Forest and Rangeland Birds of the United States

Natural History and Habitat Use

Lesser Scaup -- Aythya affinis


RANGE: Breeds from central Alaska to northern Manitoba and western Ontario, south to southern interior British Columbia, northern Wyoming and northwestern and central Minnesota; casually or irregularly east to southern Ontario and west-central Quebec, and south to northeastern California and Colorado, northern Illinois and northern Ohio. Winters from southern Alaska and southern British Columbia and Utah to the southern Great Lakes Region and New England, south throughout the southern United States to South America.

STATUS: Abundant.

HABITAT: Inhabits grass-margined wetlands in prairie and forested habitats, with the largest breeding concentrations found in marshes of hardstem bulrush bordering lakes. Winters on sheltered bays, estuaries, coastal marshes, and freshwater lakes, preferring a more sheltered habitat than the greater scaup.

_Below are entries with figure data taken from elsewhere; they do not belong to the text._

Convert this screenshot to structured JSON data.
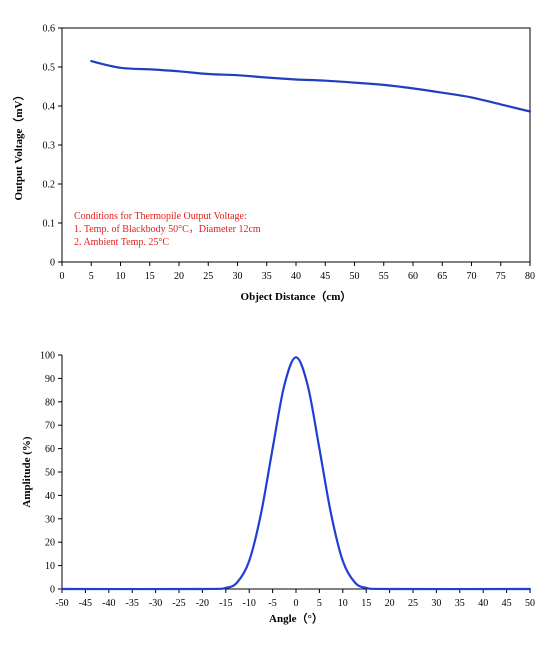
{
  "chart_data": [
    {
      "type": "line",
      "xlabel": "Object Distance（cm）",
      "ylabel": "Output Voltage（mV）",
      "xlim": [
        0,
        80
      ],
      "ylim": [
        0,
        0.6
      ],
      "xticks": [
        "0",
        "5",
        "10",
        "15",
        "20",
        "25",
        "30",
        "35",
        "40",
        "45",
        "50",
        "55",
        "60",
        "65",
        "70",
        "75",
        "80"
      ],
      "yticks": [
        "0",
        "0.1",
        "0.2",
        "0.3",
        "0.4",
        "0.5",
        "0.6"
      ],
      "grid": false,
      "line_color": "#1f3fbf",
      "series": [
        {
          "x": [
            5,
            10,
            15,
            20,
            25,
            30,
            35,
            40,
            45,
            50,
            55,
            60,
            65,
            70,
            75,
            80
          ],
          "y": [
            0.515,
            0.498,
            0.494,
            0.489,
            0.482,
            0.479,
            0.473,
            0.468,
            0.465,
            0.46,
            0.454,
            0.445,
            0.434,
            0.422,
            0.404,
            0.386
          ]
        }
      ],
      "annotations": [
        "Conditions for Thermopile Output Voltage:",
        "1. Temp. of Blackbody 50°C，Diameter 12cm",
        "2. Ambient Temp. 25°C"
      ],
      "annotation_color": "#e0201c"
    },
    {
      "type": "line",
      "xlabel": "Angle（°）",
      "ylabel": "Amplitude (%)",
      "xlim": [
        -50,
        50
      ],
      "ylim": [
        0,
        100
      ],
      "xticks": [
        "-50",
        "-45",
        "-40",
        "-35",
        "-30",
        "-25",
        "-20",
        "-15",
        "-10",
        "-5",
        "0",
        "5",
        "10",
        "15",
        "20",
        "25",
        "30",
        "35",
        "40",
        "45",
        "50"
      ],
      "yticks": [
        "0",
        "10",
        "20",
        "30",
        "40",
        "50",
        "60",
        "70",
        "80",
        "90",
        "100"
      ],
      "grid": false,
      "line_color": "#1f3fd6",
      "series": [
        {
          "x": [
            -50,
            -20,
            -15,
            -12.5,
            -10,
            -7.5,
            -5,
            -2.5,
            0,
            2.5,
            5,
            7.5,
            10,
            12.5,
            15,
            20,
            50
          ],
          "y": [
            0,
            0,
            0.5,
            3,
            12,
            32,
            60,
            87,
            99,
            87,
            60,
            32,
            12,
            3,
            0.5,
            0,
            0
          ]
        }
      ]
    }
  ]
}
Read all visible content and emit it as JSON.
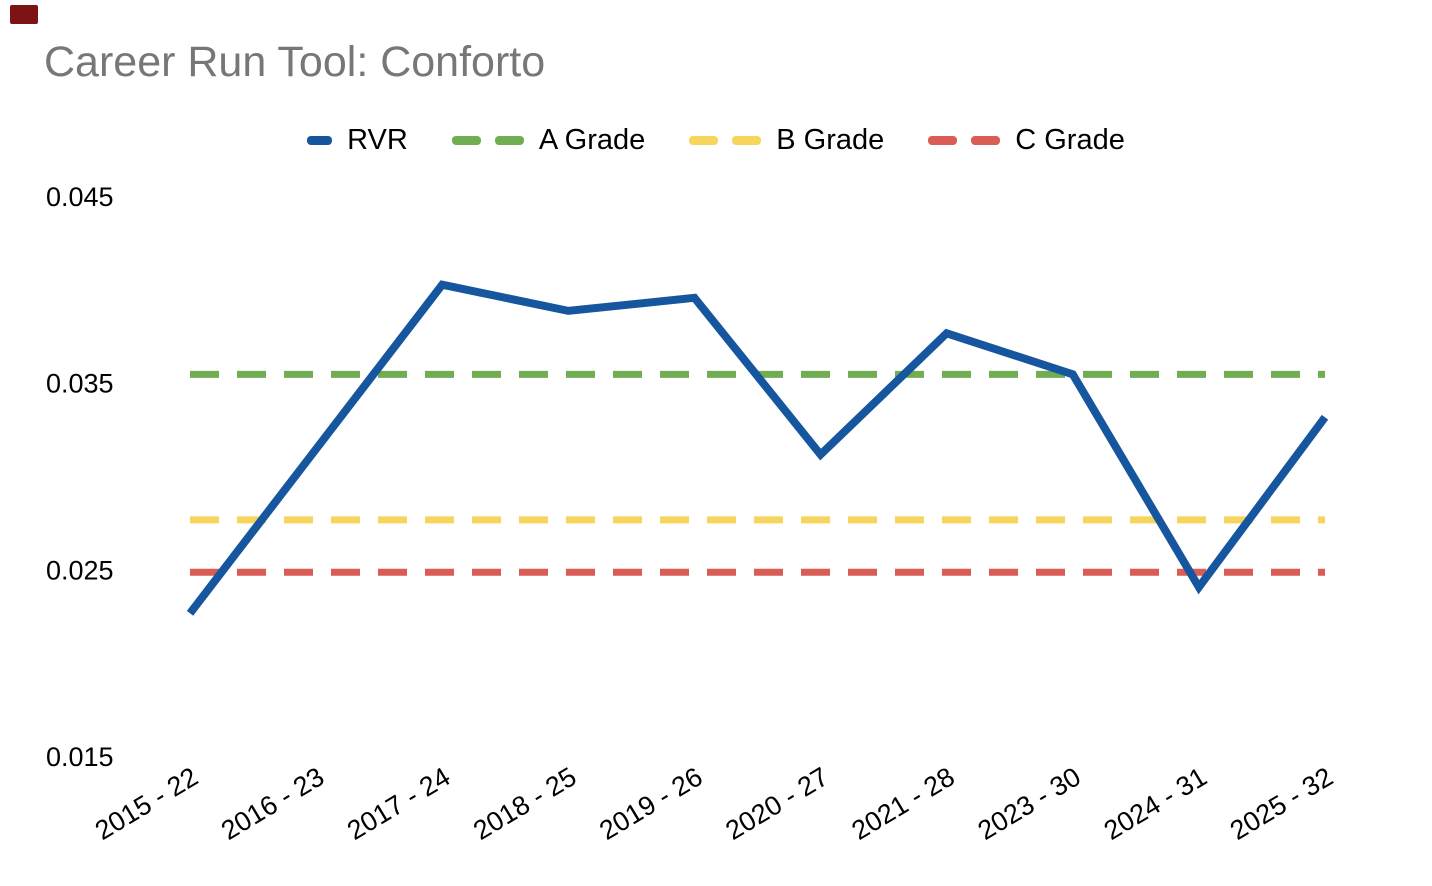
{
  "page": {
    "title": "Career Run Tool: Conforto",
    "title_color": "#777777",
    "background": "#ffffff",
    "corner_marker_color": "#7C1416"
  },
  "chart_data": {
    "type": "line",
    "title": "Career Run Tool: Conforto",
    "categories": [
      "2015 - 22",
      "2016 - 23",
      "2017 - 24",
      "2018 - 25",
      "2019 - 26",
      "2020 - 27",
      "2021 - 28",
      "2023 - 30",
      "2024 - 31",
      "2025 - 32"
    ],
    "series": [
      {
        "name": "RVR",
        "kind": "line",
        "style": "solid",
        "color": "#16569E",
        "values": [
          0.0227,
          0.0315,
          0.0403,
          0.0389,
          0.0396,
          0.0312,
          0.0377,
          0.0355,
          0.0241,
          0.0332
        ]
      },
      {
        "name": "A Grade",
        "kind": "reference-line",
        "style": "dashed",
        "color": "#71AD52",
        "value": 0.0355
      },
      {
        "name": "B Grade",
        "kind": "reference-line",
        "style": "dashed",
        "color": "#F7D45C",
        "value": 0.0277
      },
      {
        "name": "C Grade",
        "kind": "reference-line",
        "style": "dashed",
        "color": "#D95C55",
        "value": 0.0249
      }
    ],
    "xlabel": "",
    "ylabel": "",
    "ylim": [
      0.015,
      0.045
    ],
    "yticks": [
      0.045,
      0.035,
      0.025,
      0.015
    ],
    "ytick_labels": [
      "0.045",
      "0.035",
      "0.025",
      "0.015"
    ],
    "x_tick_rotation_deg": -31,
    "grid": false,
    "legend_position": "top-center",
    "axis_text_color": "#000000"
  }
}
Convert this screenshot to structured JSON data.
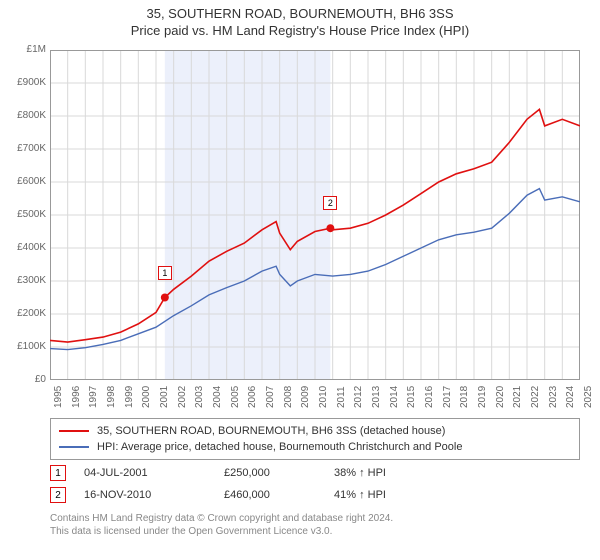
{
  "title_line1": "35, SOUTHERN ROAD, BOURNEMOUTH, BH6 3SS",
  "title_line2": "Price paid vs. HM Land Registry's House Price Index (HPI)",
  "chart": {
    "type": "line",
    "background_color": "#ffffff",
    "grid_color": "#d9d9d9",
    "highlight_band_color": "#ecf0fb",
    "highlight_band_x": {
      "start": 2001.5,
      "end": 2010.87
    },
    "xlim": [
      1995,
      2025
    ],
    "ylim": [
      0,
      1000000
    ],
    "x_ticks": [
      1995,
      1996,
      1997,
      1998,
      1999,
      2000,
      2001,
      2002,
      2003,
      2004,
      2005,
      2006,
      2007,
      2008,
      2009,
      2010,
      2011,
      2012,
      2013,
      2014,
      2015,
      2016,
      2017,
      2018,
      2019,
      2020,
      2021,
      2022,
      2023,
      2024,
      2025
    ],
    "y_ticks": [
      0,
      100000,
      200000,
      300000,
      400000,
      500000,
      600000,
      700000,
      800000,
      900000,
      1000000
    ],
    "y_tick_labels": [
      "£0",
      "£100K",
      "£200K",
      "£300K",
      "£400K",
      "£500K",
      "£600K",
      "£700K",
      "£800K",
      "£900K",
      "£1M"
    ],
    "series": [
      {
        "name": "35, SOUTHERN ROAD, BOURNEMOUTH, BH6 3SS (detached house)",
        "color": "#e01010",
        "line_width": 1.6,
        "data": [
          [
            1995,
            120000
          ],
          [
            1996,
            115000
          ],
          [
            1997,
            122000
          ],
          [
            1998,
            130000
          ],
          [
            1999,
            145000
          ],
          [
            2000,
            170000
          ],
          [
            2001,
            205000
          ],
          [
            2001.5,
            250000
          ],
          [
            2002,
            275000
          ],
          [
            2003,
            315000
          ],
          [
            2004,
            360000
          ],
          [
            2005,
            390000
          ],
          [
            2006,
            415000
          ],
          [
            2007,
            455000
          ],
          [
            2007.8,
            480000
          ],
          [
            2008,
            445000
          ],
          [
            2008.6,
            395000
          ],
          [
            2009,
            420000
          ],
          [
            2010,
            450000
          ],
          [
            2010.87,
            460000
          ],
          [
            2011,
            455000
          ],
          [
            2012,
            460000
          ],
          [
            2013,
            475000
          ],
          [
            2014,
            500000
          ],
          [
            2015,
            530000
          ],
          [
            2016,
            565000
          ],
          [
            2017,
            600000
          ],
          [
            2018,
            625000
          ],
          [
            2019,
            640000
          ],
          [
            2020,
            660000
          ],
          [
            2021,
            720000
          ],
          [
            2022,
            790000
          ],
          [
            2022.7,
            820000
          ],
          [
            2023,
            770000
          ],
          [
            2024,
            790000
          ],
          [
            2025,
            770000
          ]
        ]
      },
      {
        "name": "HPI: Average price, detached house, Bournemouth Christchurch and Poole",
        "color": "#4a6db8",
        "line_width": 1.4,
        "data": [
          [
            1995,
            95000
          ],
          [
            1996,
            92000
          ],
          [
            1997,
            98000
          ],
          [
            1998,
            108000
          ],
          [
            1999,
            120000
          ],
          [
            2000,
            140000
          ],
          [
            2001,
            160000
          ],
          [
            2002,
            195000
          ],
          [
            2003,
            225000
          ],
          [
            2004,
            258000
          ],
          [
            2005,
            280000
          ],
          [
            2006,
            300000
          ],
          [
            2007,
            330000
          ],
          [
            2007.8,
            345000
          ],
          [
            2008,
            320000
          ],
          [
            2008.6,
            285000
          ],
          [
            2009,
            300000
          ],
          [
            2010,
            320000
          ],
          [
            2011,
            315000
          ],
          [
            2012,
            320000
          ],
          [
            2013,
            330000
          ],
          [
            2014,
            350000
          ],
          [
            2015,
            375000
          ],
          [
            2016,
            400000
          ],
          [
            2017,
            425000
          ],
          [
            2018,
            440000
          ],
          [
            2019,
            448000
          ],
          [
            2020,
            460000
          ],
          [
            2021,
            505000
          ],
          [
            2022,
            560000
          ],
          [
            2022.7,
            580000
          ],
          [
            2023,
            545000
          ],
          [
            2024,
            555000
          ],
          [
            2025,
            540000
          ]
        ]
      }
    ],
    "sale_markers": [
      {
        "label": "1",
        "x": 2001.5,
        "y": 250000,
        "color": "#e01010"
      },
      {
        "label": "2",
        "x": 2010.87,
        "y": 460000,
        "color": "#e01010"
      }
    ]
  },
  "legend": {
    "items": [
      {
        "color": "#e01010",
        "label": "35, SOUTHERN ROAD, BOURNEMOUTH, BH6 3SS (detached house)"
      },
      {
        "color": "#4a6db8",
        "label": "HPI: Average price, detached house, Bournemouth Christchurch and Poole"
      }
    ]
  },
  "sales": [
    {
      "marker": "1",
      "marker_color": "#e01010",
      "date": "04-JUL-2001",
      "price": "£250,000",
      "diff": "38% ↑ HPI"
    },
    {
      "marker": "2",
      "marker_color": "#e01010",
      "date": "16-NOV-2010",
      "price": "£460,000",
      "diff": "41% ↑ HPI"
    }
  ],
  "footer_line1": "Contains HM Land Registry data © Crown copyright and database right 2024.",
  "footer_line2": "This data is licensed under the Open Government Licence v3.0."
}
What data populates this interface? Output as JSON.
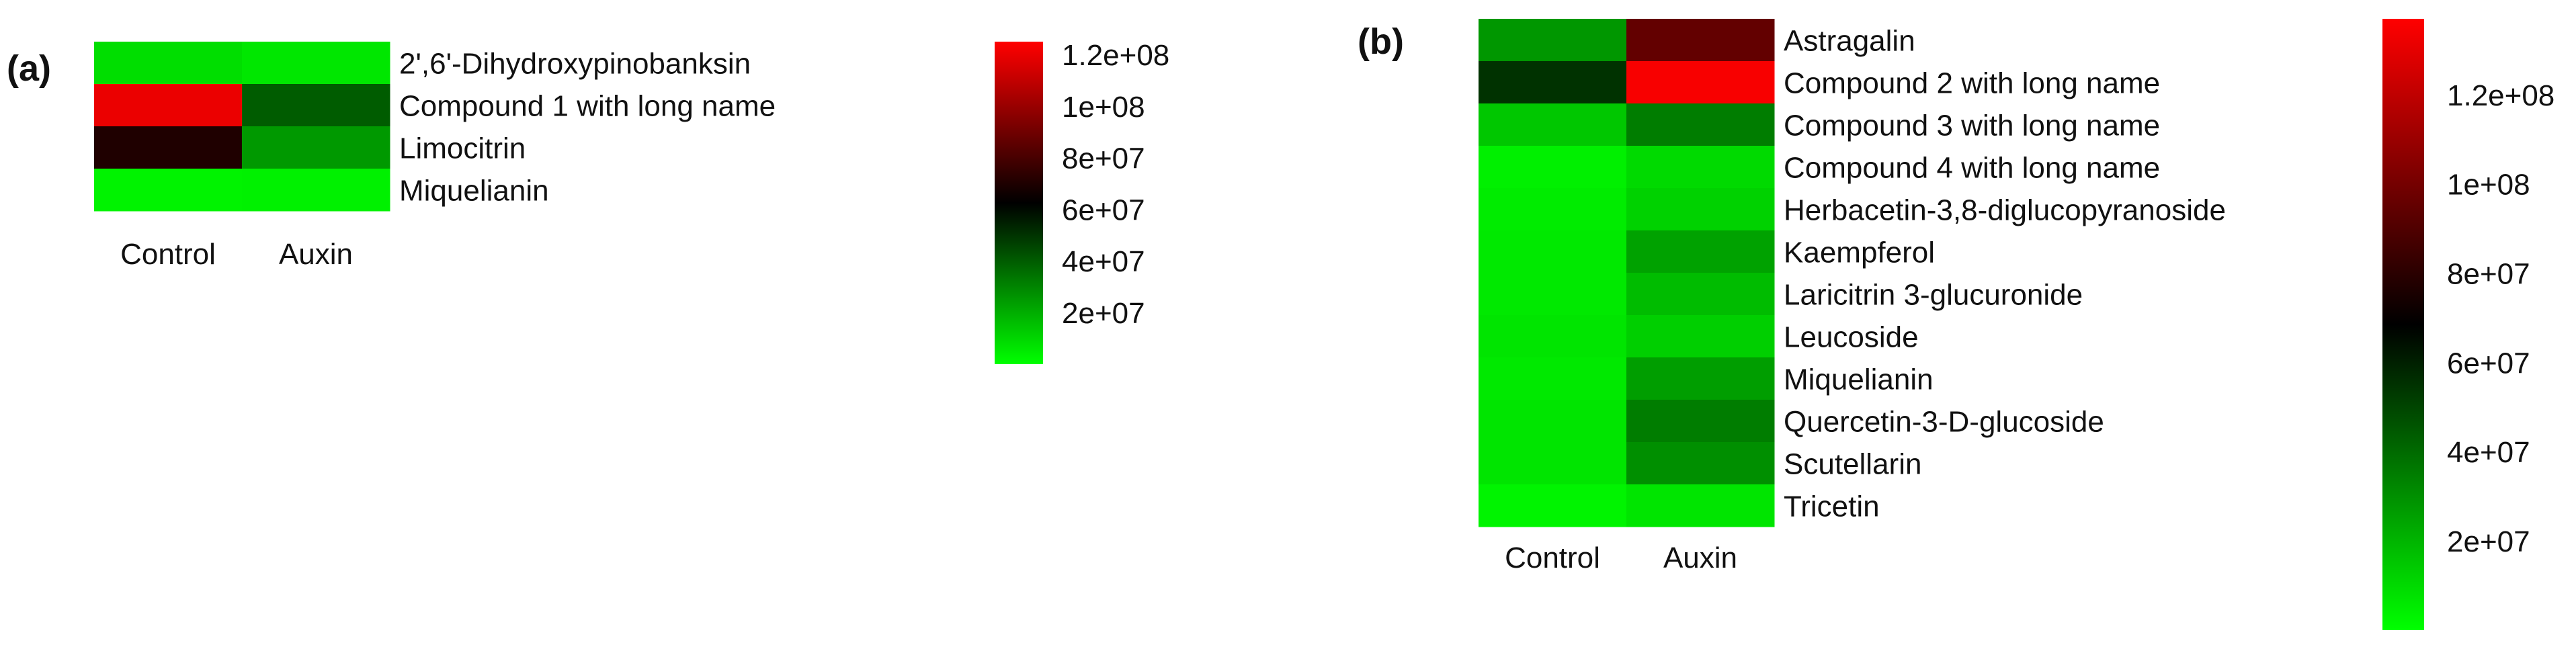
{
  "chart_data": [
    {
      "type": "heatmap",
      "panel_label": "(a)",
      "columns": [
        "Control",
        "Auxin"
      ],
      "rows": [
        "2',6'-Dihydroxypinobanksin",
        "Compound 1 with long name",
        "Limocitrin",
        "Miquelianin"
      ],
      "values": [
        [
          8000000,
          6000000
        ],
        [
          120000000,
          40000000
        ],
        [
          70000000,
          25000000
        ],
        [
          3000000,
          3500000
        ]
      ],
      "colorbar": {
        "ticks": [
          20000000,
          40000000,
          60000000,
          80000000,
          100000000,
          120000000
        ],
        "tick_labels": [
          "2e+07",
          "4e+07",
          "6e+07",
          "8e+07",
          "1e+08",
          "1.2e+08"
        ],
        "range": [
          0,
          125000000
        ],
        "colors": [
          "#00ff00",
          "#000000",
          "#ff0000"
        ],
        "mid_value": 62500000
      }
    },
    {
      "type": "heatmap",
      "panel_label": "(b)",
      "columns": [
        "Control",
        "Auxin"
      ],
      "rows": [
        "Astragalin",
        "Compound 2 with long name",
        "Compound 3 with long name",
        "Compound 4 with long name",
        "Herbacetin-3,8-diglucopyranoside",
        "Kaempferol",
        "Laricitrin 3-glucuronide",
        "Leucoside",
        "Miquelianin",
        "Quercetin-3-D-glucoside",
        "Scutellarin",
        "Tricetin"
      ],
      "values": [
        [
          28000000,
          95000000
        ],
        [
          55000000,
          135000000
        ],
        [
          15000000,
          35000000
        ],
        [
          4000000,
          10000000
        ],
        [
          5000000,
          12000000
        ],
        [
          6000000,
          25000000
        ],
        [
          6000000,
          18000000
        ],
        [
          7000000,
          13000000
        ],
        [
          6000000,
          26000000
        ],
        [
          7000000,
          35000000
        ],
        [
          7000000,
          30000000
        ],
        [
          3000000,
          7000000
        ]
      ],
      "colorbar": {
        "ticks": [
          20000000,
          40000000,
          60000000,
          80000000,
          100000000,
          120000000
        ],
        "tick_labels": [
          "2e+07",
          "4e+07",
          "6e+07",
          "8e+07",
          "1e+08",
          "1.2e+08"
        ],
        "range": [
          0,
          137000000
        ],
        "colors": [
          "#00ff00",
          "#000000",
          "#ff0000"
        ],
        "mid_value": 68500000
      }
    }
  ]
}
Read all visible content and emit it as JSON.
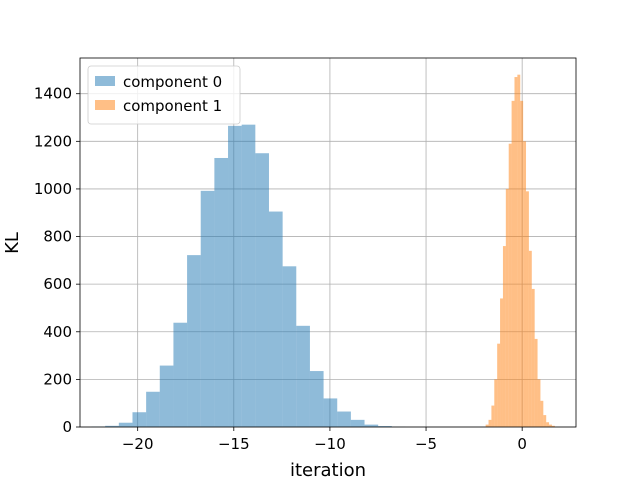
{
  "chart_data": {
    "type": "histogram",
    "title": "",
    "xlabel": "iteration",
    "ylabel": "KL",
    "xlim": [
      -23.0,
      2.8
    ],
    "ylim": [
      0,
      1550
    ],
    "xticks": [
      -20,
      -15,
      -10,
      -5,
      0
    ],
    "xtick_labels": [
      "−20",
      "−15",
      "−10",
      "−5",
      "0"
    ],
    "yticks": [
      0,
      200,
      400,
      600,
      800,
      1000,
      1200,
      1400
    ],
    "ytick_labels": [
      "0",
      "200",
      "400",
      "600",
      "800",
      "1000",
      "1200",
      "1400"
    ],
    "grid": true,
    "legend_position": "top-left",
    "series": [
      {
        "name": "component 0",
        "color": "#1f77b4",
        "alpha": 0.5,
        "bin_edges": [
          -22.4,
          -21.69,
          -20.98,
          -20.27,
          -19.56,
          -18.85,
          -18.14,
          -17.43,
          -16.72,
          -16.01,
          -15.3,
          -14.59,
          -13.88,
          -13.17,
          -12.46,
          -11.75,
          -11.04,
          -10.33,
          -9.62,
          -8.91,
          -8.2,
          -7.49,
          -6.78,
          -6.07
        ],
        "counts": [
          2,
          5,
          18,
          62,
          148,
          258,
          438,
          722,
          992,
          1130,
          1265,
          1270,
          1150,
          905,
          675,
          425,
          235,
          120,
          65,
          30,
          10,
          4,
          1
        ]
      },
      {
        "name": "component 1",
        "color": "#ff7f0e",
        "alpha": 0.5,
        "bin_edges": [
          -1.9,
          -1.75,
          -1.6,
          -1.45,
          -1.3,
          -1.15,
          -1.0,
          -0.85,
          -0.7,
          -0.55,
          -0.4,
          -0.25,
          -0.1,
          0.05,
          0.2,
          0.35,
          0.5,
          0.65,
          0.8,
          0.95,
          1.1,
          1.25,
          1.4,
          1.55,
          1.7
        ],
        "counts": [
          10,
          30,
          90,
          200,
          350,
          540,
          760,
          1000,
          1190,
          1370,
          1470,
          1480,
          1370,
          1200,
          990,
          740,
          580,
          370,
          200,
          110,
          50,
          20,
          10,
          5
        ]
      }
    ]
  }
}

SPECIAL HABITAT REQUIREMENTS: Lakes, ponds, potholes, marshes, and sloughs bordered by grasses.

NEST: Usually nests in upland areas adjacent to water but also on islands, in wet meadows, in shallows at edges of bays and sloughs among bulrushes or on tussocks in marshes. Conceals nest well in hollows on usually dry ground, in grasses, nettles, low brush, even under driftwood.

FOOD: An expert diver, generally feeds in water 5 to 6 feet deep, but may feed to depths of 15 to 20 feet. Consumes plant and animal foods about equally, including seeds and vegetative parts of pondweeds, grasses, sedges, widgeon grass, wild rice, bulrushes, snails and other mollusks, crustaceans, and aquatic insects.

REFERENCES: Bellrose 1976, Johnsgard 1975b, Palmer 1976b, Terres 1980.